Adieu le Jacques, je t’aimais bien – Le Moribond

En 1961, Jacques Brel composera Le Moribond, une chanson d’un homme qui, sur son lit de mort, fait ses derniers adieux. Parmi les témoins autour du moribond, il y a sa femme, le curé vraisemblablement venu lui faire l’ablution, ainsi que deux amis, Émile et Antoine. Si ce dernier n’est pas dans les bonnes grâces du mourant, c’est parce qu’il l’aurait cocufié et qu’il lui survivra – ce qui sous-entend que l’aventure se poursuivra après l’expiation du moribond…    

Ce thème revient souvent chez le chansonnier belge, de quoi inquiéter même. Des morceaux comme Comment tuer l’amant de sa femme quand on a été élevé comme moi dans la tradition, À jeun, La Fanette ou Les Filles et les chiens présentent un homme tourmenté par le fait que sa femme lui ait été infidèle. Catherine Sauvage et Suzanne Gabriello, d’anciennes flammes, le décrivaient comme un homme très possessif et extrêmement jaloux. Le Moribond ne fait pas exception : dans le brouillon de la chanson, on pouvait lire une première ébauche « Toi qui étais l’amant de ma femme/Tu prendras soin de la Thérèse« . Il s’agirait ici de Thérèse Michielsen, surnommée Miche qui était à l’époque la femme de Brel ! Cependant, Jacques Brel était aussi facétieux et aimait à plaisanter auprès d’amis en clamant en public que tel ami courtisait sa femme… Humour belge ? Allez savoir, une fois !

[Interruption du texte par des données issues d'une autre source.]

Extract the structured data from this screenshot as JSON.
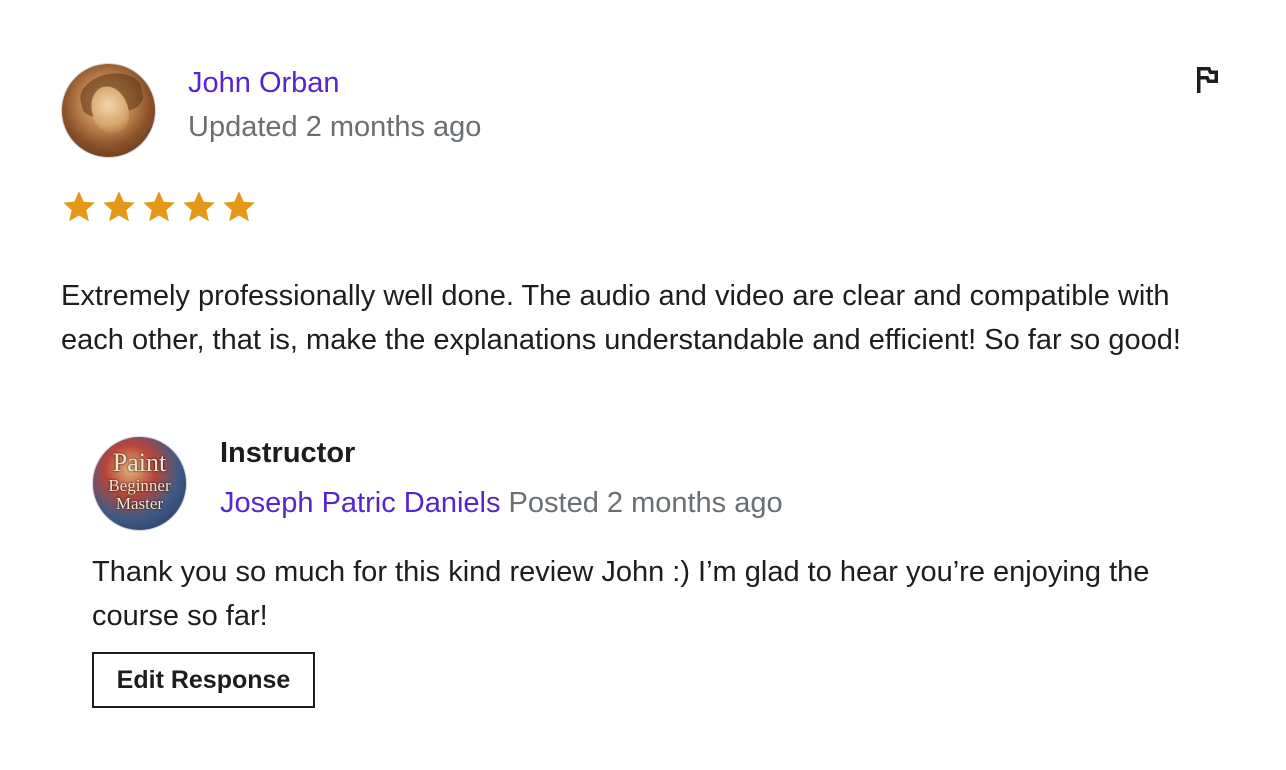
{
  "review": {
    "reviewer": {
      "name": "John Orban",
      "meta": "Updated 2 months ago",
      "avatar_icon": "portrait-painting-avatar"
    },
    "rating": 5,
    "rating_max": 5,
    "star_color": "#e59819",
    "comment": "Extremely professionally well done. The audio and video are clear and compatible with each other, that is, make the explanations understandable and efficient! So far so good!",
    "report_icon": "flag-icon"
  },
  "response": {
    "label": "Instructor",
    "instructor_name": "Joseph Patric Daniels",
    "meta": "Posted 2 months ago",
    "avatar_text": {
      "line1": "Paint",
      "line2": "Beginner",
      "line3": "Master"
    },
    "text": "Thank you so much for this kind review John :) I’m glad to hear you’re enjoying the course so far!",
    "edit_button_label": "Edit Response"
  },
  "colors": {
    "link": "#5624d0",
    "muted": "#6a6f73",
    "text": "#1c1d1f"
  }
}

Quant à l’Émile, il ne s’agit certes pas de l’oeuvre de Jean-Jacques Rousseau ! En effet, plusieurs ont souvent supposé que l’Émile était Émile Le Scanff, un chanteur breton mieux connu sous le sobriquet de Glenmor. Les deux hommes ne se sont jamais rencontrés et n’ont eu de contact qu’à travers une relation commune, une belge blonde comme les blés nommée Katell.

Reprises

La chanson sera chantée par le groupe rock franc-comtois Ange dans les années 80. Mais la reprise qui fera le plus parler d’elle est celle de Terry Jacks. Le chanteur canadien, qui a découvert la chanson par l’entremise d’une traduction de Rod McKuen, et enregistrée en 1964 par le Kingston Trio. Seasons in the sun se hissera à la première place du palmarès, à la grande surprise de tous – Jacks était un quasi-inconnu à l’époque.

Clin d’oeil

En 1978, Gilbert Bécaud enregistrera une chanson s’intitulant Quand je s’rais plus là, un morceau portant sur un thème sensiblement pareil à Le Moribond – à savoir, un homme qui va bientôt mourir et qui rassure ses proches. Dans un passage, Monsieur 100 000 volts mentionnera brièvement Brel, lui retournant la balle pour Orly l’année précédente : Ces imbéciles d’hirondelles/Vont vous faire du beau temps/C’est pas facile comme dit Brel/De s’en mourir au printemps. Et, puisque le 45 tours a été dans les bacs en juin 1978, il est à se demander si le grand Jacques a pu l’entendre avant de lui-même faire ses adieux en octobre…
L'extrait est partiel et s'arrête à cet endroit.